Putting personal complexities aside, which are often shallow and without substance, the pseudo-documentary style that Cassavetes explored, is a legacy which he will be remembered and chastised for. But I do not think it is out of order to mention the narcissistic nature of the style itself, and how the avant-garde film community manipulated an otherwise self contained brilliance of the technique. The long take might not have been so long- the pauses between lines not so vague- and the endlessness of the narrative might not have been so indifferent- had the competition among the film community for uniqueness been a little less pervasive.

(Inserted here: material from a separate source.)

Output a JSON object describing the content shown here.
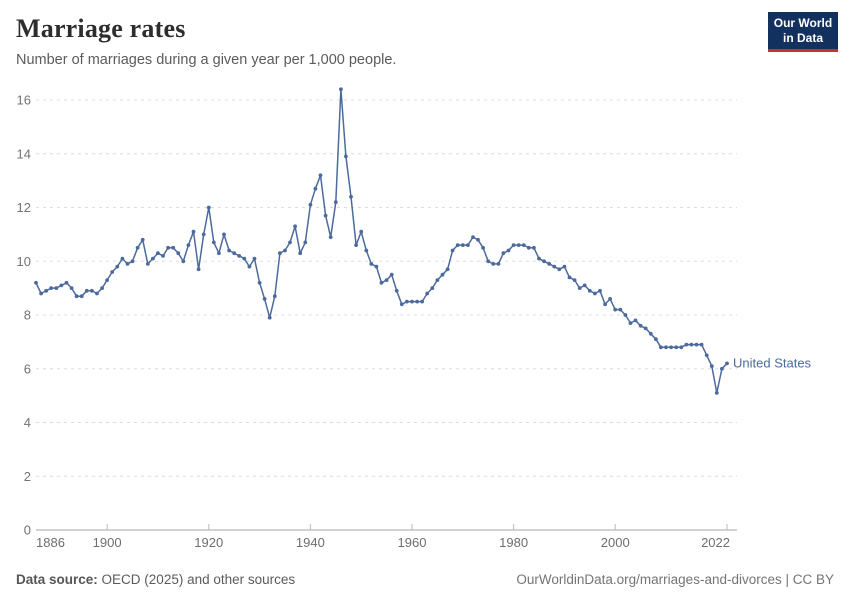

However, the realism achieved by the situation social crisis film did create its responsibility towards the issues it addressed. The bravery of Cassavetes in his uncompromising and unwavering dedication to strip himself of the mainstream might have inadvertently gave him his most valuable inspiration. To go against the ebb and flow is not always easy, but sometimes it pays off in the hands of a true guineas. Whether his temperament as a person, or film maker succeeds him, the legacy of his work will always be proof of his integrity.